Government leaders face two choices at the climate summit, Patricia Espinosa, head of the UN climate office, declared at the summit’s opening: They can sharply cut greenhouse gas emissions and help communities and countries survive what is becoming a hotter, harsher world, Espinosa said. “Or we accept that humanity faces a bleak future on this planet.”

“It is for these reasons and more that we must make progress here in Glasgow,” Espinosa said. “We must make it a success.”

While the opening ceremony in Glasgow formally kicked off the talks, known as COP26, the more anticipated launch comes Monday, when leaders from around the world will gather to lay out their countries’ efforts to curb greenhouse gas emissions and deal with the mounting damage from climate change.

The leaders of three of the world’s biggest climate polluters – China, Russia and Brazil — were not expected to attend the summit, though seniors officials from those countries planned to participate. For US President Joe Biden, whose country is the world’s worst current climate polluter after China, the summit comes at a time when division within his own Democratic party is forcing him to scale back ambitious climate efforts.

At the Vatican Sunday, Pope Francis urged the crowds gathered in St.

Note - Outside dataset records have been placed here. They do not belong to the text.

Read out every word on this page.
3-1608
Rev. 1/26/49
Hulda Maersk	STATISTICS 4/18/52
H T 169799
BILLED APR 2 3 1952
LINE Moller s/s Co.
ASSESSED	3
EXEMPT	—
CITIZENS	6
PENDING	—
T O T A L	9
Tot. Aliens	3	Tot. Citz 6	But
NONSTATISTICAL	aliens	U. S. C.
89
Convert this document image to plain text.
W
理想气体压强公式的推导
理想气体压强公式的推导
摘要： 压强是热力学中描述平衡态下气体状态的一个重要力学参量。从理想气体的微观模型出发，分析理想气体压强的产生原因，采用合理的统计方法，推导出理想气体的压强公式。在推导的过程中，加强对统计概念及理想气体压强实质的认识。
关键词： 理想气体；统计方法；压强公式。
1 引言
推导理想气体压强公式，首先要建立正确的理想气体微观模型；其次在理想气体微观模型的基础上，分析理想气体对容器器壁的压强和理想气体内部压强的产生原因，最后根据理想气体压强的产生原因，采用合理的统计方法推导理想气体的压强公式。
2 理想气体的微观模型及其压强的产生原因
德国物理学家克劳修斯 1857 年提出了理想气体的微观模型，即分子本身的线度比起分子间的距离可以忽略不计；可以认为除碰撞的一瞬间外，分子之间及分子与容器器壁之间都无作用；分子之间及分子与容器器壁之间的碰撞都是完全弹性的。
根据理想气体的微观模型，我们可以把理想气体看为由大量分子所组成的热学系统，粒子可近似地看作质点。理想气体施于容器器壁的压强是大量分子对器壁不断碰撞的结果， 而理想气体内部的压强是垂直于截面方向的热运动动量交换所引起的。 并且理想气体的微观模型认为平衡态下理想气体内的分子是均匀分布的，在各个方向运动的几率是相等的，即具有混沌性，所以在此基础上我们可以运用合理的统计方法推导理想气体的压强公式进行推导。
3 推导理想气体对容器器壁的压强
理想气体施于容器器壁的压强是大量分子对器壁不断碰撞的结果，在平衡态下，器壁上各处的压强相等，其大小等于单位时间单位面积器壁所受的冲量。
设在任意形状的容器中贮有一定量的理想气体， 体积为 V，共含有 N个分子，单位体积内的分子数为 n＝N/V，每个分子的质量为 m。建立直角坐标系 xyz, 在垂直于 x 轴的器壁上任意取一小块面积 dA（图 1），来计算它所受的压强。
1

Peter’s Square: “Let us pray so that the cry of the Earth and the cry of the poor” is heard by summit participants.

Negotiators will push nations to ratchet up their efforts to keep global temperatures from rising by more than 1.5°C this century compared with pre-industrial times.

The climate summit remains “our last, best hope to keep 1.5 in reach,” said Alok Sharma, the British government minister chairing climate talks.